Customization is where Sega’s going for the W. You can swap front, rear, and wheels, with clear stat changes for speed, acceleration, handling, power, and boost. Then there are gadgets—pre-race modifiers like quicker drift charge, extra item capacity, or starting boosts. This isn’t just “pick a body and pray.” You can build a kart for short straights, one for drift-heavy circuits, and a separate set for Super Sonic Speed. If you like tinkering, there’s meat on the bone.

Roster-wise, Sonic staples are joined by crossovers like SpongeBob and Persona—yes, it’s chaotic, but kart racers are basically crossover parties anyway. The OST is loud, bright, and fast in that unmistakable Sonic way, which helps the whole package feel kinetic. Early tests also point to solid crossplay, a feature Nintendo still refuses to embrace; that alone can keep a player base healthy across platforms.

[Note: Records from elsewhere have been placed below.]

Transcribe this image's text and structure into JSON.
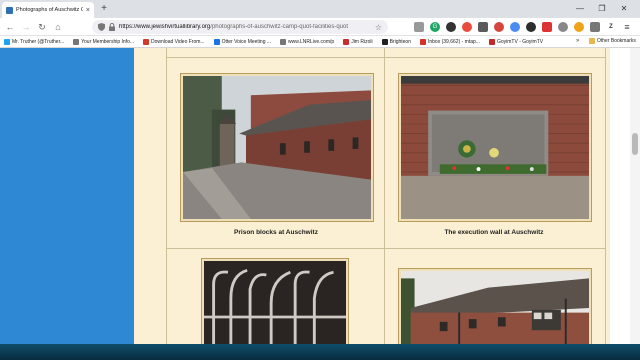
{
  "browser": {
    "tab": {
      "title": "Photographs of Auschwitz Ca...",
      "close": "×"
    },
    "new_tab": "+",
    "window": {
      "minimize": "—",
      "maximize": "❐",
      "close": "✕"
    },
    "nav": {
      "back": "←",
      "forward": "→",
      "reload": "↻",
      "home": "⌂"
    },
    "url": {
      "host": "https://www.jewishvirtuallibrary.org",
      "path": "/photographs-of-auschwitz-camp-quot-facilities-quot"
    },
    "bookmarks": [
      {
        "label": "Mr. Truther (@Truther...",
        "icon": "twitter-icon",
        "color": "#1da1f2"
      },
      {
        "label": "Your Membership Info...",
        "icon": "globe-icon",
        "color": "#777777"
      },
      {
        "label": "Download Video From...",
        "icon": "download-icon",
        "color": "#d23b2a"
      },
      {
        "label": "Otter Voice Meeting ...",
        "icon": "otter-icon",
        "color": "#1a73e8"
      },
      {
        "label": "www.LNRLive.com/p",
        "icon": "globe-icon",
        "color": "#777777"
      },
      {
        "label": "Jim Rizoli",
        "icon": "rizoli-icon",
        "color": "#cc2b2b"
      },
      {
        "label": "Brighteon",
        "icon": "brighteon-icon",
        "color": "#222222"
      },
      {
        "label": "Inbox (39,662) - mtap...",
        "icon": "gmail-icon",
        "color": "#d93025"
      },
      {
        "label": "GoyimTV - GoyimTV",
        "icon": "goyimtv-icon",
        "color": "#c62828"
      }
    ],
    "bookmarks_more": "»",
    "other_bookmarks": "Other Bookmarks"
  },
  "page": {
    "photos": [
      {
        "caption": "Prison blocks at Auschwitz",
        "image": "prison-blocks-photo"
      },
      {
        "caption": "The execution wall at Auschwitz",
        "image": "execution-wall-photo"
      },
      {
        "caption": "",
        "image": "iron-gate-photo"
      },
      {
        "caption": "",
        "image": "barracks-photo"
      }
    ]
  },
  "colors": {
    "sidebar": "#2f88d4",
    "content_bg": "#fbf0d3",
    "frame": "#b89c5f",
    "taskbar": "#0b3a52"
  }
}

With Mario Kart World leaning into open-world, highway-style racing, Nintendo’s chasing novelty and exploration. That’s bold—and divisive. CrossWorlds answers by being the anti-open-world: fast, focused cups built for “one more run” nights with friends. If you fell in love with the lap-to-lap mind games of Mario Kart 8’s 200cc and miss tight race structures, CrossWorlds is speaking your language.

Items are reportedly fine but generic. That keeps chaos in check, sure, but kart racers live on item identity and comeback tools; if everything feels interchangeable, late-race swings risk feeling flat. The portal system also raises a question: does giving the leader the choice amplify front-running advantages? Rubber-banding and item balance will have to counter that, especially at higher speeds.

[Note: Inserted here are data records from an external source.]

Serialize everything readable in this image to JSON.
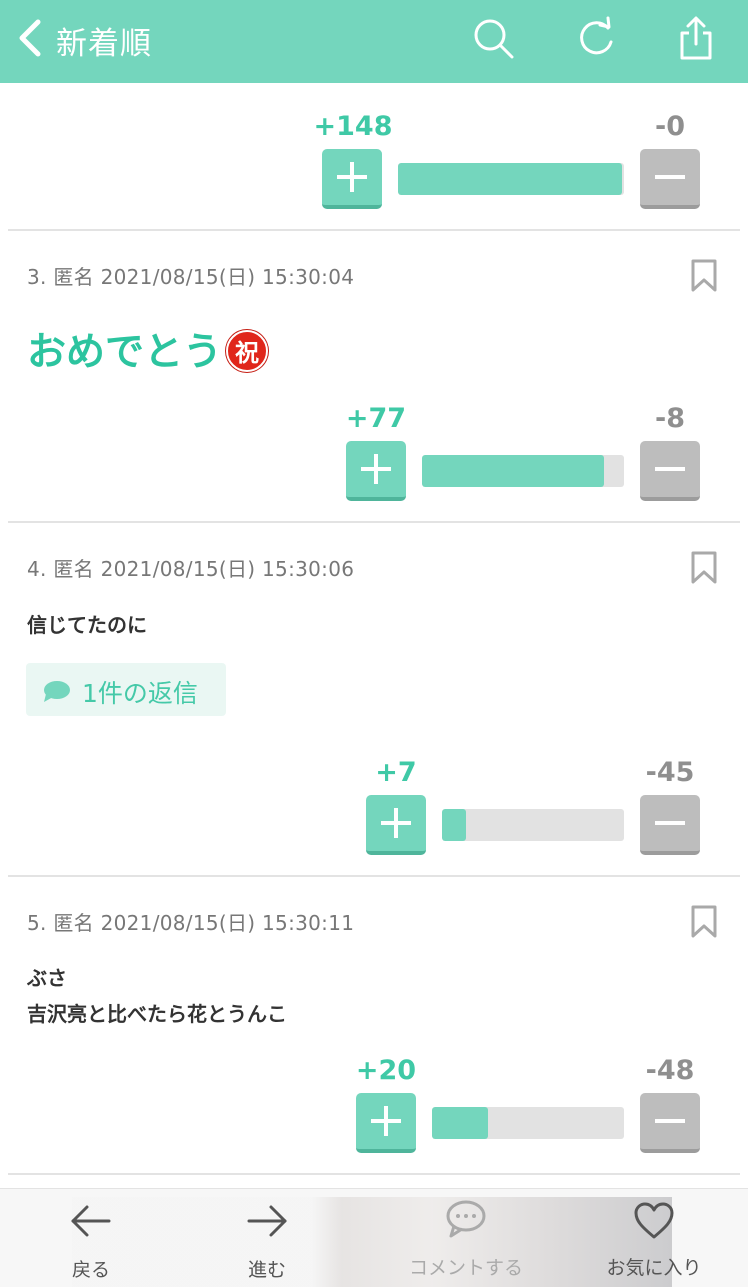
{
  "header": {
    "title": "新着順",
    "bg_color": "#74d6bd"
  },
  "votes_top": {
    "plus": "+148",
    "minus": "-0",
    "ratio": 0.99
  },
  "comments": [
    {
      "meta": "3. 匿名 2021/08/15(日) 15:30:04",
      "big_text": "おめでとう",
      "emoji": "祝",
      "plus": "+77",
      "minus": "-8",
      "ratio": 0.9
    },
    {
      "meta": "4. 匿名 2021/08/15(日) 15:30:06",
      "text": "信じてたのに",
      "reply": "1件の返信",
      "plus": "+7",
      "minus": "-45",
      "ratio": 0.13
    },
    {
      "meta": "5. 匿名 2021/08/15(日) 15:30:11",
      "text_lines": [
        "ぶさ",
        "吉沢亮と比べたら花とうんこ"
      ],
      "plus": "+20",
      "minus": "-48",
      "ratio": 0.29
    }
  ],
  "bottom_nav": {
    "back": "戻る",
    "forward": "進む",
    "comment": "コメントする",
    "favorite": "お気に入り"
  },
  "icons": [
    "back-arrow-icon",
    "search-icon",
    "reload-icon",
    "share-icon",
    "bookmark-icon",
    "speech-bubble-icon",
    "heart-icon"
  ],
  "colors": {
    "accent": "#74d6bd",
    "plus_text": "#3fc9a6",
    "minus": "#bdbdbd"
  }
}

Progression sounds grindy. I don’t mind unlocking parts if the track-to-reward loop is generous, but kart racers are magnets for FOMO passes and drip-fed cosmetics. Sega says more cups and crossovers are coming; that’s exciting as long as the grind never becomes a nudge toward a cash shop. Keep an eye on how gadgets impact competitive balance—if certain combos become mandatory, variety dies fast.

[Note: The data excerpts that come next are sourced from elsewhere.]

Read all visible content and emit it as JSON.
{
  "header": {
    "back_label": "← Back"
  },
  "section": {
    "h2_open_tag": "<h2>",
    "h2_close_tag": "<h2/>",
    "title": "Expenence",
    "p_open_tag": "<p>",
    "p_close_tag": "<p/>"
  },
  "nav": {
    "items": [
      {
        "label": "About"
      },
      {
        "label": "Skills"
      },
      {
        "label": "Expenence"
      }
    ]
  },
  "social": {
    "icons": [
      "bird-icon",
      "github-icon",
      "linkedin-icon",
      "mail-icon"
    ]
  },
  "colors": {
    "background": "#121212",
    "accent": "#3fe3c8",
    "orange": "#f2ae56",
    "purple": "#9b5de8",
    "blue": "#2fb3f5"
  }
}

Finally, crossplay lives and dies on netcode. If the open network tests are any indication, we’re in decent shape, but launch weekend will be the real trial by fire. The Switch version also needs stable performance; with a later Switch 2 release planned, parity across platforms is going to be a storyline.

Right now, CrossWorlds has momentum: an 82 on PS5 at launch, positive chatter around track variety and that energetic soundtrack, and a feature set that respects traditionalists without feeling dusty. If Sega nails post-launch support—new cups that push the portal idea in creative ways, ranked playlists, and smart balance tweaks—this could become the go-to “serious fun” kart racer while Mario Kart World explores the open road.
Sonic Racing CrossWorlds doubles down on classic Grand Prix racing with a smart portal twist, deep customization, and crossplay. Early reviews are strong, but item identity, grind, and netcode will decide if it’s a long-term rival to Mario Kart World’s open-world experiment.